Lo dijo con tanta crudeza, que sólo pude quedarme callado,
pero ella continuó:
-Esto también pasa con las personas en vida. Desaparecen
abruptamente, sin dejar rastro alguno, como si todo lo que viviste junto a ella
hubiera sido un sueño, y al despertar no quedaran vestigios de su presencia.
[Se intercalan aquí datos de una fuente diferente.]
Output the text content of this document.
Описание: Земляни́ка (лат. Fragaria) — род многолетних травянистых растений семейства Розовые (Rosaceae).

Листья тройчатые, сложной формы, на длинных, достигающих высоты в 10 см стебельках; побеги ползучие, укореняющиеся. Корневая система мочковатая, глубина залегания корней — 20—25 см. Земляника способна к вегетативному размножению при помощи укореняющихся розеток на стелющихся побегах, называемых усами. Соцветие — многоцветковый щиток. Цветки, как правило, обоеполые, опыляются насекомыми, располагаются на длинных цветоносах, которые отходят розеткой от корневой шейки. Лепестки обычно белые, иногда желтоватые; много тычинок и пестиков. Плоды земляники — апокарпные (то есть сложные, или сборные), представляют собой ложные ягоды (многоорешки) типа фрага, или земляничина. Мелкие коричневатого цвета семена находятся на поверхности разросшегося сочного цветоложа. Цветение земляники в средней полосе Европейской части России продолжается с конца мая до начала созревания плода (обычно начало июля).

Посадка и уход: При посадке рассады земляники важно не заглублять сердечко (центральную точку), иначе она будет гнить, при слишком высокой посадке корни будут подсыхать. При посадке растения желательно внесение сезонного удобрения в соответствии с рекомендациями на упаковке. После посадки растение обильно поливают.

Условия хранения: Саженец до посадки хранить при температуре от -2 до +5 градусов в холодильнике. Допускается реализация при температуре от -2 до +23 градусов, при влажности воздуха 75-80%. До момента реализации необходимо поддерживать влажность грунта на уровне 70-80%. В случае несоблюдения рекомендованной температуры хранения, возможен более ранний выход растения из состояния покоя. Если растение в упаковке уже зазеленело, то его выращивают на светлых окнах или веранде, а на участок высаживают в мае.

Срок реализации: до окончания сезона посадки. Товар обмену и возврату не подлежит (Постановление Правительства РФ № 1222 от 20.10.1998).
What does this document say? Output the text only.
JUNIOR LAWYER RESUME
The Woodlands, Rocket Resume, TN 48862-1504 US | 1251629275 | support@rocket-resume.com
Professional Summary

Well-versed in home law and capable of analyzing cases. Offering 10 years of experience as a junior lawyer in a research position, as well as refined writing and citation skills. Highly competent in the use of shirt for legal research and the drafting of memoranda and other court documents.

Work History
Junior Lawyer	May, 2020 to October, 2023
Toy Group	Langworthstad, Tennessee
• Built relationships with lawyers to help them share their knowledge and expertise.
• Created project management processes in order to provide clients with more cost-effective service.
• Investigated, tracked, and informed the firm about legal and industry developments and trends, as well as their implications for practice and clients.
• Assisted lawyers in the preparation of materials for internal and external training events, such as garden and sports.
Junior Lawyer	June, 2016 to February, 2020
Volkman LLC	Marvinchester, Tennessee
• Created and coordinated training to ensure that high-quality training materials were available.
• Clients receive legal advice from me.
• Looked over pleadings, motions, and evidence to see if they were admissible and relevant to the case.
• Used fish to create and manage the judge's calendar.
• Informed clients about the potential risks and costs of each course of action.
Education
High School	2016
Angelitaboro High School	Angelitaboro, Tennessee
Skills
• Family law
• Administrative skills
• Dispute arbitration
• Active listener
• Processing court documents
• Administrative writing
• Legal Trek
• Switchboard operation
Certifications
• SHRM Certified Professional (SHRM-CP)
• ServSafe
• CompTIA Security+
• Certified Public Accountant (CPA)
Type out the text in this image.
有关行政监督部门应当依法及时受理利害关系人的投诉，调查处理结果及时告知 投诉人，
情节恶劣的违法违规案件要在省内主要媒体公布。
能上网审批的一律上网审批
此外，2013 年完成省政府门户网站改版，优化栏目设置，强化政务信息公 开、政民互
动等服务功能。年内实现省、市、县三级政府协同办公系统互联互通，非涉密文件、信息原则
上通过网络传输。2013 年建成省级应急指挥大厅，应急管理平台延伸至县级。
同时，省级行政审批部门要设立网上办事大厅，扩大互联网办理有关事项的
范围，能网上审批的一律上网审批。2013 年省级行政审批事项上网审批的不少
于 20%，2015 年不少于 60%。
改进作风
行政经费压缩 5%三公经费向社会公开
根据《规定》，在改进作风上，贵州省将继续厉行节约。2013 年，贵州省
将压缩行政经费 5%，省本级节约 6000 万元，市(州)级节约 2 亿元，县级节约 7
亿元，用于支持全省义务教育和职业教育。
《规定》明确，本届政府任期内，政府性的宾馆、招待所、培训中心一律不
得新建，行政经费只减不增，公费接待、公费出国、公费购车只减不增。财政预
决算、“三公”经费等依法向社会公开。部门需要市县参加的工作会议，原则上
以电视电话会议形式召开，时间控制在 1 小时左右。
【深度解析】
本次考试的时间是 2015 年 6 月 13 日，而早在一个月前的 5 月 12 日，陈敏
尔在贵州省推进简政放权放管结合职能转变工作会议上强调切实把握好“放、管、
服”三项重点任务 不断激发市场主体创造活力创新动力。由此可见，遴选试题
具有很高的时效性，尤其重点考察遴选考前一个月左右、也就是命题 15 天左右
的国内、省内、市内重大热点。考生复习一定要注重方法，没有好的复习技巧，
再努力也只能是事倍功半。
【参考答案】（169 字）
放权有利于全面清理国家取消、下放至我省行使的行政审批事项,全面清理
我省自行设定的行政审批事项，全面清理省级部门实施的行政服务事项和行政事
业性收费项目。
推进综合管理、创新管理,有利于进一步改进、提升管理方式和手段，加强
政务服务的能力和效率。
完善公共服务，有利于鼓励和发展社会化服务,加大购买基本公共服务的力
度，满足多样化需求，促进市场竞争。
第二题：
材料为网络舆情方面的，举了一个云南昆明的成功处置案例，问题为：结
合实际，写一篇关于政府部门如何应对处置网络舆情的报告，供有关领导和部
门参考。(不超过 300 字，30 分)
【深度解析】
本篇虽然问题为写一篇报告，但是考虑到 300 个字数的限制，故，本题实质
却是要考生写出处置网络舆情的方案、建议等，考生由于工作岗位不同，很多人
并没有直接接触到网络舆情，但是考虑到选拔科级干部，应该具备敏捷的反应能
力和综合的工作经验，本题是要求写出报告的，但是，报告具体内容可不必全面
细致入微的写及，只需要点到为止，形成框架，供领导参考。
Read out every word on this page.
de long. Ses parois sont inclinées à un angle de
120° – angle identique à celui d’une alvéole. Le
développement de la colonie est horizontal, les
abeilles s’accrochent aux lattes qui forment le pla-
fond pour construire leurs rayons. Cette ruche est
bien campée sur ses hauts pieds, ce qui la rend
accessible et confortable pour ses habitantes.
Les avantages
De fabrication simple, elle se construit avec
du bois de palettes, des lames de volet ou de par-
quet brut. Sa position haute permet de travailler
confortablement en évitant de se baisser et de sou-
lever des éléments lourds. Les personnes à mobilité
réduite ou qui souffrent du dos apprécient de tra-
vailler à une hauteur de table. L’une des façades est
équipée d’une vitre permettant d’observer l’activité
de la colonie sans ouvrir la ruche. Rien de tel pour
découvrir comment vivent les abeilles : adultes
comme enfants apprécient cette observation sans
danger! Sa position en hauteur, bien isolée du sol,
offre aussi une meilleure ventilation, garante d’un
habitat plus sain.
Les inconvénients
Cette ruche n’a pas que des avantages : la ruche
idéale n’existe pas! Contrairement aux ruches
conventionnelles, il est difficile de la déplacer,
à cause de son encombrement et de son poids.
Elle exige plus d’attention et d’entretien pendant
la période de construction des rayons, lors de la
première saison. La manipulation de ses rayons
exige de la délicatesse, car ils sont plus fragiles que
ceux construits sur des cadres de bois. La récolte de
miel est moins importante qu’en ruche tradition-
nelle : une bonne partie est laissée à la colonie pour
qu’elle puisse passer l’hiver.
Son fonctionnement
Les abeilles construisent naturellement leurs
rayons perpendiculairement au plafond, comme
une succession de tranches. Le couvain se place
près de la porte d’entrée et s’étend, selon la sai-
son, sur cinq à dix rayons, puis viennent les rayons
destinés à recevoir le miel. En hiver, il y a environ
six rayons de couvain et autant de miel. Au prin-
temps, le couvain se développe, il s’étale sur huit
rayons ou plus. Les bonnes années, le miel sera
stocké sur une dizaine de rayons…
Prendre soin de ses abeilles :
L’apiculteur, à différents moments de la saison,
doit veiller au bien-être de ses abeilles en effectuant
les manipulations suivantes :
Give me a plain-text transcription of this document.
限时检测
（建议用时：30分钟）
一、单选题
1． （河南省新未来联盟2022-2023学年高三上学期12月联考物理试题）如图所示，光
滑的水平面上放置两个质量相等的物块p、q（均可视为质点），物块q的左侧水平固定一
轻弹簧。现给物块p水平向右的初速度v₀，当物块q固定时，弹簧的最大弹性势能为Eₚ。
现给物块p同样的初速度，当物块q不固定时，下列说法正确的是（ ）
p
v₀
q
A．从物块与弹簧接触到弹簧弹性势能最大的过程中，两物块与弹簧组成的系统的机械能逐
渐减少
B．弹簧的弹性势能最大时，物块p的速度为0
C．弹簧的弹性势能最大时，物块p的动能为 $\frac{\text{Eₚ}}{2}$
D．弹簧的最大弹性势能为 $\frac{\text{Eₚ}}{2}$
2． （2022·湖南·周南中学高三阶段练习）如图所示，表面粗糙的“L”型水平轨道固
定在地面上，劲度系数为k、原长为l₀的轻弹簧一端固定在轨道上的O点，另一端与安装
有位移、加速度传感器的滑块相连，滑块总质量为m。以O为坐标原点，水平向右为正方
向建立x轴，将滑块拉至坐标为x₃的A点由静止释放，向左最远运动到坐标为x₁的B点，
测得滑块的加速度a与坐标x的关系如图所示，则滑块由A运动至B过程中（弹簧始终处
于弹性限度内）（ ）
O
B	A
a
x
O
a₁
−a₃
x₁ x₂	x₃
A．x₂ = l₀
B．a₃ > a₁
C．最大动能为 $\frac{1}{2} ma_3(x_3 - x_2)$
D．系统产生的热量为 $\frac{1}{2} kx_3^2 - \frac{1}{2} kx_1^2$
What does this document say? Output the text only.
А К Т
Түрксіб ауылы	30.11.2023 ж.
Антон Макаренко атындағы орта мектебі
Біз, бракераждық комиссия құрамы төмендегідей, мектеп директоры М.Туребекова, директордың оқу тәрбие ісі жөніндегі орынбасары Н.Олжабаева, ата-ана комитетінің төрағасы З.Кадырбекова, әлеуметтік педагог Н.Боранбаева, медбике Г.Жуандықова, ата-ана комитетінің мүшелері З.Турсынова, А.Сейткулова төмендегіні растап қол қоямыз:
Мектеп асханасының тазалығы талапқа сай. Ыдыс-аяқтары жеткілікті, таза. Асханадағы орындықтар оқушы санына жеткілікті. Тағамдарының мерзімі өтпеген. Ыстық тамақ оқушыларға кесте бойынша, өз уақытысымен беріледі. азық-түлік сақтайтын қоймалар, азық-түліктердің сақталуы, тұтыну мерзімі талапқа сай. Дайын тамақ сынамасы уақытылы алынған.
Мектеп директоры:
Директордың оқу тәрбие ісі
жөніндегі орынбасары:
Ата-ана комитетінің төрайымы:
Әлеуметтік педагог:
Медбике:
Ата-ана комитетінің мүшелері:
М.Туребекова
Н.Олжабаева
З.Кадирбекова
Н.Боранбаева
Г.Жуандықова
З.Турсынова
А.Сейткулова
La diferencia es que vos sabés que siguen existiendo. Y ahí es
cuando no sólo sufrís por su partida, sino que empezás a extrañar, porque estás
carente de razones: No tenés idea qué hizo que se alejara de vos. Por lo poco
que sabés, hasta podría ser tu culpa, y a partir de esa premisa, empezás a
rebobinar todo lo ocurrido, buscando argumentos para justificar su
desaparición.
Los buscás rodando escalera abajo, sintiendo el borde de cada
escalón impactar contra tu espalda, convirtiendo cada recuerdo en un golpe
lleno de desgracia. Y así volvés a empezar de la peor manera, herida y
frustrada, como despertando de una pesadilla que alguna vez creíste un sueño
hermoso.
Volví a callar un instante, pero esta vez yo rompí el
silencio:
-¿Eso te pasó a vos, Ástrid?
-Sí.
-Me apena mucho.
-No es necesario.
-Haber sufrido no significa que no puedas volver a ser feliz.
-Yo soy feliz. Sólo que no estoy acompañada.
-¿Sos feliz estando sola?
-¿Sos feliz junto a la gente con la que te rodeás?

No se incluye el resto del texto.